Less than three weeks ago, officials at New York’s Metropolitan Correctional Center found Jeffrey Epstein in his prison cell with neck injuries that appeared consistent with a suicide attempt or assault. So the wealthy financier was put on suicide watch. But Epstein was taken off suicide watch a few days ago and was being held in a cell alone with officials still uncertain about the source of his earlier injuries.
Why Epstein was taken off suicide watch remains unclear, and it has quickly become one of the main questions surrounding the financier’s death by apparent suicide on Saturday. The Associated Press reports that Epstein was taken off suicide watch “at the end of July” while NBC News says it happened “sometime in the last two weeks.” CNN reported that psychologists with the Federal Bureau of Prisons were the ones in charge of taking him off suicide watch.
Attorney General William Barr issued a statement saying he was “appalled” by Epstein’s death, adding that the apparent suicide “raises serious questions.” Barr said that besides an FBI investigation, the Department of Justice’s inspector general will also be looking into Epstein’s death.
Prison guards reportedly found Epstein in his cell during morning rounds. The New York Times explains why it would have been difficult for Epstein to harm himself while under suicide watch:
Inmates on suicide watch are generally placed in a special observation cell, surrounded with windows, with a bolted down bed and no bedclothes. A correction officer—or sometimes a fellow inmate trained to be a “suicide companion”—is typically assigned to sit in an adjacent office and monitor the inmate constantly.
Robert Gangi, an expert on prisons and the former executive director of the Correctional Association of New York, said guards also generally take shoelaces and belts away from people on suicide watch.
“If he’s on suicide watch, it’s virtually impossible to kill yourself,” Mr. Gangi said.

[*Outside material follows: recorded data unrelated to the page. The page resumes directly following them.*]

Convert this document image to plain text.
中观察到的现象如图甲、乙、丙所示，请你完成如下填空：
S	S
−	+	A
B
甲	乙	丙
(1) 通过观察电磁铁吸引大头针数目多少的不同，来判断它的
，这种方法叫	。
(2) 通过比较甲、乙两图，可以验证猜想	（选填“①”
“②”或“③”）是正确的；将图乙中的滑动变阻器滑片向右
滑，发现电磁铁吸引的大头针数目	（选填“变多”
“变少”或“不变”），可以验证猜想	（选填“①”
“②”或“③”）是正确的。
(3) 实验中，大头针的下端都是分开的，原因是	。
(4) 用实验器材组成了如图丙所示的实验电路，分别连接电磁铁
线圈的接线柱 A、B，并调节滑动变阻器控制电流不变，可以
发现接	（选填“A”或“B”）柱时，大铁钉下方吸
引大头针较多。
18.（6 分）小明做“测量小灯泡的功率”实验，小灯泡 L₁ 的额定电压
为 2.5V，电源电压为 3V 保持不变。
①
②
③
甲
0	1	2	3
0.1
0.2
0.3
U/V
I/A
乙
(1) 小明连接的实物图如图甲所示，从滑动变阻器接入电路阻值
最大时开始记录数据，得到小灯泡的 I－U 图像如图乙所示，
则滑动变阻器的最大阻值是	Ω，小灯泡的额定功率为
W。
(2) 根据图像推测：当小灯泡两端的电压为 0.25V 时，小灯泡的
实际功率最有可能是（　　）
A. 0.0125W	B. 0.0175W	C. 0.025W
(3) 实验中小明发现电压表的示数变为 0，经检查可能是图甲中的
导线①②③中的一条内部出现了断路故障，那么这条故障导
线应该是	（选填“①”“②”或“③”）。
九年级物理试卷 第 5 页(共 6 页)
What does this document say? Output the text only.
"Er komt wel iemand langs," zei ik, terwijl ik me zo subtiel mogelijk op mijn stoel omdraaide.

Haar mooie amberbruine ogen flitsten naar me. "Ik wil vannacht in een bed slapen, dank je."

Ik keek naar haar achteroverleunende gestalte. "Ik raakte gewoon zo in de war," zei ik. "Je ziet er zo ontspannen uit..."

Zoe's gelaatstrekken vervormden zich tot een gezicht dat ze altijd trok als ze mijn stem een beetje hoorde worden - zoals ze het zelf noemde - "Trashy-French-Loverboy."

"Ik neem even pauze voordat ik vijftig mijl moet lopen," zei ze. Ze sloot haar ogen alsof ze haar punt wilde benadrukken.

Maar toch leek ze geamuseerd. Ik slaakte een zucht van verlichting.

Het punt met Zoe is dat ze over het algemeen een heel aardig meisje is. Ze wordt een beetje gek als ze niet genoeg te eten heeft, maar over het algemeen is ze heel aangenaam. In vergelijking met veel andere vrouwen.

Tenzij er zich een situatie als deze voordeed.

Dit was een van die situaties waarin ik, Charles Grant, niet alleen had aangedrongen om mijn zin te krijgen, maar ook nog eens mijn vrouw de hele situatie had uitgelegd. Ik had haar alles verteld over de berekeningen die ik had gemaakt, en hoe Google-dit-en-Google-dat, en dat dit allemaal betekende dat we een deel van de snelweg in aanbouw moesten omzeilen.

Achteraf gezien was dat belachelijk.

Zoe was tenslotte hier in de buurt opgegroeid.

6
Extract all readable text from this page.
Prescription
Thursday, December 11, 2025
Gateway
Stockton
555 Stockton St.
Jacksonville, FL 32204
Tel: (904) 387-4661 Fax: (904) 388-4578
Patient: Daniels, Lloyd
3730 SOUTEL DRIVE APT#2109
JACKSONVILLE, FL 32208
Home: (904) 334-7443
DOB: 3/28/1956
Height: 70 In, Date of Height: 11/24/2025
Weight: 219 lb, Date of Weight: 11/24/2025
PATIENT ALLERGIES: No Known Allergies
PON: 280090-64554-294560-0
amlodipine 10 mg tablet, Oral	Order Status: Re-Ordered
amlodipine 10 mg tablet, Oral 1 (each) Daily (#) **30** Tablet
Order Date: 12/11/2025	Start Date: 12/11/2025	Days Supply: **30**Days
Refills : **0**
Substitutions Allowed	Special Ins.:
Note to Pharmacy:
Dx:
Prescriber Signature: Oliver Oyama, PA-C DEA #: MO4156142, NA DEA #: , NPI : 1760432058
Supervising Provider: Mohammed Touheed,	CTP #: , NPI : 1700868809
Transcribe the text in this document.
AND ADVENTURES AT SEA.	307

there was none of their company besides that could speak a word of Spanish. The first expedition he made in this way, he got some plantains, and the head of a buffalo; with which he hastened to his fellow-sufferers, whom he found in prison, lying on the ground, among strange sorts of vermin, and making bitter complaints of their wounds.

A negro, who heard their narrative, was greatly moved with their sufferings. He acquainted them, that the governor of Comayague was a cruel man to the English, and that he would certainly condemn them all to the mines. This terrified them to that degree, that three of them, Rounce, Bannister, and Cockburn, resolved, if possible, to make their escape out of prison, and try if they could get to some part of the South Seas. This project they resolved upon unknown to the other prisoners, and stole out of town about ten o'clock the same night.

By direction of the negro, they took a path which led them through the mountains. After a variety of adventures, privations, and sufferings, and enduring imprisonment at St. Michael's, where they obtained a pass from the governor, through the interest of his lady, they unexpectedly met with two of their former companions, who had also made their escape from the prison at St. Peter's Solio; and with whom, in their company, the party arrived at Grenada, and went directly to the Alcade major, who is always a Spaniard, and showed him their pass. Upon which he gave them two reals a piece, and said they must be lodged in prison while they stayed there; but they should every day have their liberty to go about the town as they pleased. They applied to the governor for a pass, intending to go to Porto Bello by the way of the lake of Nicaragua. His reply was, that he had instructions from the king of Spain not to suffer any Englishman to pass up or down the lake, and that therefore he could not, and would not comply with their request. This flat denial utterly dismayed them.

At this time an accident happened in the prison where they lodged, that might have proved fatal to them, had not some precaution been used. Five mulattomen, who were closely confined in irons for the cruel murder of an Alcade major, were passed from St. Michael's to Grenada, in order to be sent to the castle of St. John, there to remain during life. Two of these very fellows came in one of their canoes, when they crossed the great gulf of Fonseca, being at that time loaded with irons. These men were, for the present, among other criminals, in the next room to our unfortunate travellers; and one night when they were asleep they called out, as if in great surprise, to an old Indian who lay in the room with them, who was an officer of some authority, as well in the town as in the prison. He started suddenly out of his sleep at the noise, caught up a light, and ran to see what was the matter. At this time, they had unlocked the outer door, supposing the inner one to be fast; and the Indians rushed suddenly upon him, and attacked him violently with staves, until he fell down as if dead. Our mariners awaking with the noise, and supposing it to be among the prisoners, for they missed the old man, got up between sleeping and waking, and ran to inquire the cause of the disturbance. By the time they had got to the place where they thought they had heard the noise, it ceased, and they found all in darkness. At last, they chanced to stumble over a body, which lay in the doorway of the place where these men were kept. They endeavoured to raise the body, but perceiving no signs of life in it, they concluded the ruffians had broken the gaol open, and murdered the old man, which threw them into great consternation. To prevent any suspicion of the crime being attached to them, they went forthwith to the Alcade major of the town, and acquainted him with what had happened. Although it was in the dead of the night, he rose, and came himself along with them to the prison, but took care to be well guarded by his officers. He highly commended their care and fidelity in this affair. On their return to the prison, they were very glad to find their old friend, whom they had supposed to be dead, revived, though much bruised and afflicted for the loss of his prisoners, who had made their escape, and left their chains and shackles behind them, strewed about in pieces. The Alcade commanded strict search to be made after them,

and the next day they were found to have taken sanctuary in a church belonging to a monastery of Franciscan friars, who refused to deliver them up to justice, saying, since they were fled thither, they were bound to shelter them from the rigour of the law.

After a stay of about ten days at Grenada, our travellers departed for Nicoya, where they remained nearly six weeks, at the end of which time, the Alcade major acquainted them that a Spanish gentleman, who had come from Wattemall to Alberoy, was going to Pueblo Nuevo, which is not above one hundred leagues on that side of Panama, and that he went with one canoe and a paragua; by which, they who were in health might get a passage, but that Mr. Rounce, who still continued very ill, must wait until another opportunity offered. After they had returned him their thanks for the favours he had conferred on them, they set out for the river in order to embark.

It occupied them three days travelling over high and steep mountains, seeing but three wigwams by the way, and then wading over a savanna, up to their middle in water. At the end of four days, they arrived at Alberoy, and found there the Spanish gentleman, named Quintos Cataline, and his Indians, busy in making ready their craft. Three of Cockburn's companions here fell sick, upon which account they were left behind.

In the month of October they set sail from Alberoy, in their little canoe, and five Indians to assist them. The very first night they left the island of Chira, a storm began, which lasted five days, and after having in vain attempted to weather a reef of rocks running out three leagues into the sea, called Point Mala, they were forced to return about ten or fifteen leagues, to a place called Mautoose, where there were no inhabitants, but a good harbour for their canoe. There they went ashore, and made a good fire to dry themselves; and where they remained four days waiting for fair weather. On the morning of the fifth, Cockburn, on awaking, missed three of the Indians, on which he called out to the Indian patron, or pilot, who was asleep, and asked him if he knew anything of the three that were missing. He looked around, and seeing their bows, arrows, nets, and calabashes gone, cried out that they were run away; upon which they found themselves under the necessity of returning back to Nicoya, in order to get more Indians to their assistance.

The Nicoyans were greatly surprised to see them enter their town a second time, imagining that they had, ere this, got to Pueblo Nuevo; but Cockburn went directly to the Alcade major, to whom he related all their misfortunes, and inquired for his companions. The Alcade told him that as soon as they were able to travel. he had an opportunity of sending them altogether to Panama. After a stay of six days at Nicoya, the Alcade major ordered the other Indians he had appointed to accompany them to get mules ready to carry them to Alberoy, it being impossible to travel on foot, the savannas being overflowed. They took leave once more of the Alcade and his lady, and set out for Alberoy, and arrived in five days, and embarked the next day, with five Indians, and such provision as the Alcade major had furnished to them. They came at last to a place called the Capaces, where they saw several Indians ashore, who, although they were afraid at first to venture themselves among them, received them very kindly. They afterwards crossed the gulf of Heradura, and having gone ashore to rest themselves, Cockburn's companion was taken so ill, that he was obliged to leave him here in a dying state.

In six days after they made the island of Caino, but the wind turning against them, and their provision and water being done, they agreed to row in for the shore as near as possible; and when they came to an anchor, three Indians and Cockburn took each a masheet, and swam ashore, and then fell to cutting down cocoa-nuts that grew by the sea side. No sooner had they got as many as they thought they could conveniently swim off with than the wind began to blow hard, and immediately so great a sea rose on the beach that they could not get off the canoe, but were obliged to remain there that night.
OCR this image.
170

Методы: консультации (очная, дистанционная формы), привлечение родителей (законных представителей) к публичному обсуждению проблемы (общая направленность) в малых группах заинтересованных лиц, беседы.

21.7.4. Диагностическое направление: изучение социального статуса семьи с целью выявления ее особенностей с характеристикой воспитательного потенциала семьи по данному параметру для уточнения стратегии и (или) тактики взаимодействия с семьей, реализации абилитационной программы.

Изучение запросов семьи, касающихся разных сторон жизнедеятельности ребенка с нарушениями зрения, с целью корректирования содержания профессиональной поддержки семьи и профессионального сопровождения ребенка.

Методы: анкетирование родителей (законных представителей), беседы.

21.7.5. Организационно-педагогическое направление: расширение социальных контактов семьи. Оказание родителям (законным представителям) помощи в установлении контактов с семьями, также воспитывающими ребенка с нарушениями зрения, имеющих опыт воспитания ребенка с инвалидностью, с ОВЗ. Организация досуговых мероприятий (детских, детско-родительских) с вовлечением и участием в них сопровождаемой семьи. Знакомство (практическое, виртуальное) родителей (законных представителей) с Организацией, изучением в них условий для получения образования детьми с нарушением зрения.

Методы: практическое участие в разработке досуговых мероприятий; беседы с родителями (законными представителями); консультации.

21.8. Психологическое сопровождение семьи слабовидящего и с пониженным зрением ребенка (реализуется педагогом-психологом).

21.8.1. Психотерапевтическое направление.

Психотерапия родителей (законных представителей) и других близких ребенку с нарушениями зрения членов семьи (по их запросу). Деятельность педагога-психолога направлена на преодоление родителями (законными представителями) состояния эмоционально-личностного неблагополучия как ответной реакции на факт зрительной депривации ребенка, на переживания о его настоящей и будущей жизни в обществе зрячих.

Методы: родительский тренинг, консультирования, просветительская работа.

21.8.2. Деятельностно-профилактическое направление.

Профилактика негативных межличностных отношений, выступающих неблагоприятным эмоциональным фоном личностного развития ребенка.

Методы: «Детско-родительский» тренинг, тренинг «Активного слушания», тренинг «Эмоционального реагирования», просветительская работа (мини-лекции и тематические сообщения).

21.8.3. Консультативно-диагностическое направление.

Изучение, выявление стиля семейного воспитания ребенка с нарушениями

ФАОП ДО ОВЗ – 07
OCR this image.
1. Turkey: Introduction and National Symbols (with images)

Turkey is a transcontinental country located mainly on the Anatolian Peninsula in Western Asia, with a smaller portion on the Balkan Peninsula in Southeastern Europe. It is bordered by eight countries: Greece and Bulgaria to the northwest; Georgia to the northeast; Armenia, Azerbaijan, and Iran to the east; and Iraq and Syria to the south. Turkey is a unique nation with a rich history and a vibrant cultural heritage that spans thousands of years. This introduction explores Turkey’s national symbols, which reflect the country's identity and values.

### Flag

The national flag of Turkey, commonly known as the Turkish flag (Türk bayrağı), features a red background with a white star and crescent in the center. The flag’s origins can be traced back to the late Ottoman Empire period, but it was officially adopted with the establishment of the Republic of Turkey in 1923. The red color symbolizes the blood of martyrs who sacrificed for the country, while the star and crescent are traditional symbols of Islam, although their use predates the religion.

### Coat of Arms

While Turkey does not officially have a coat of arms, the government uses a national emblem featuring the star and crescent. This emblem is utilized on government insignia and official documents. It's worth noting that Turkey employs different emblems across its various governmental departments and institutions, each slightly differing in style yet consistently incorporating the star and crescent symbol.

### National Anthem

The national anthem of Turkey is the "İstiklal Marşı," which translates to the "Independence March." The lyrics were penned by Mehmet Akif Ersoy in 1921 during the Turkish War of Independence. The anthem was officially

Word that Epstein had been taken off suicide watch baffled experts in the prison system. “For them to pull him off suicide watch is shocking,” Cameron Lindsay, a former warden, told NBC News. “For someone this high-profile, with these allegations and this many victims, who has had a suicide attempt in the last few weeks, you can take absolutely no chances. You leave him on suicide watch until he’s out of there.” Others, however, characterized the move as par for the course, noting that suicide watch in a federal facility usually doesn’t last more than a week because of the huge expenditure in resources that it means to have officials keep an eye on a prisoner 24 hours per day.